La petición responde al diario estadounidense The New York Times, que el pasado 26 de octubre publicó un largo informe en el que acusó a sus familiares de haber acumulado una fortuna por valor de 2.700 millones de dólares, aprovechando la influencia de Wen al frente del Gobierno.

Se espera que la investigación se centre en las acciones que la familia del primer ministro posee en Ping An, una de las mayores compañías de seguros del país, aseguran fuentes anónimas citadas por el diario, próximas al entorno de la cúpula comunista.

No se especifica cuándo serán publicados los resultados de la investigación, que se anuncia en un delicado momento para Wen, dado que en el congreso del PCCh dejará el puesto en el Comité Permanente y perderá poder (si bien se mantendrá en la jefatura del Gobierno hasta marzo de 2013).

De acuerdo con las fuentes del South China Morning Post, varios miembros conservadores del Partido Comunista, que ven con recelo al ala más liberal de Wen, urgieron al primer ministro a dar explicaciones de las acusaciones más graves del reportaje del Times, especialmente las relacionadas con Ping An.

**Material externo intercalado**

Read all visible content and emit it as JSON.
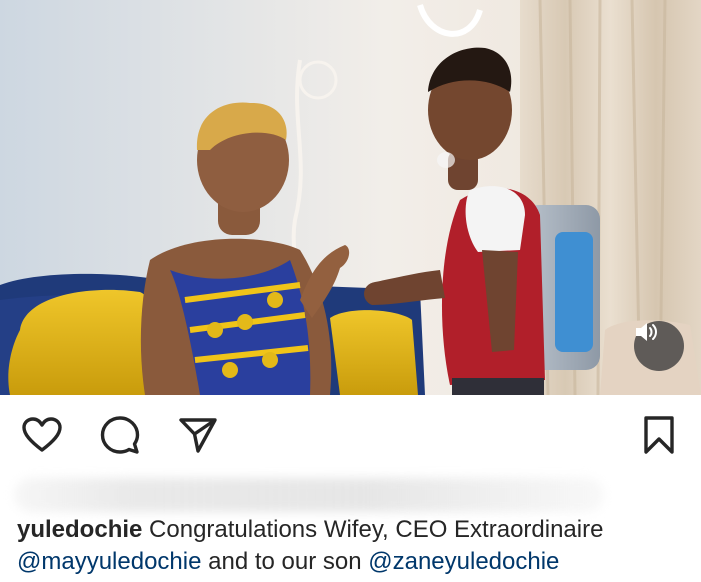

En aquel reporte, la empresaria china Duan Weihong, cuya compañía fue descrita por el Times como el brazo inversor de la familia de Wen, relató que ella utilizó los nombres de familiares del primer ministro para registrar la propiedad de las acciones en Ping An.

El Ministerio de Relaciones Exteriores chino no quiso ayer hacer comentarios sobre la investigación a Wen, mientras que observadores como el abogado Cheng Hai, experto en casos de activistas de derechos humanos, aguardan que la inesperada decisión de aquél sea imitada por otros líderes locales.

«Es posible que Wen quiera dar un ejemplo a otros», señaló el letrado, quien no obstante también consideró que el primer ministro podría usar esta investigación contra el diario neoyorquino si se resuelve a su favor.

«Si (el artículo del Times) resulta no ser cierto, puede usar la investigación para acudir a los tribunales para reclamar», destacó Cheng, quien reconoció que la investigación debería ser llevada a cabo por «una tercera parte independiente, por ejemplo una ONG», aunque también interpretó que muestra «buenas intenciones» del primer ministro Wen.

Pocos días después de que apareciera el artículo en EE.UU., abogados chinos en nombre de la familia de Wen anunciaron que se reservaban la posibilidad de tomar medidas legales contra el diario estadounidense.

Aunque admitieron que algunos familiares de Wen dirigen negocios, aseguraron que «no llevan a cabo ninguna actividad ilegal» ni poseen acciones en compañías.

Aquella declaración fue la primera respuesta de un primer ministro chino a un artículo crítico de la prensa extranjera, un inusual gesto -como la investigación anunciada ayer- que según los observadores muestra el celo de Wen en proteger su reputación, en un delicado momento de relevo de poder.

Un relevo que antes de la aparición del artículo en la prensa norteamericana ya estaba enrarecido por luchas de poder y escándalos, principalmente el que golpeó a uno de los hasta hace poco principales candidatos a entrar en la nueva cúpula del PCCh, el exministro y antiguo líder de la ciudad de Chongqing, Bo Xilai.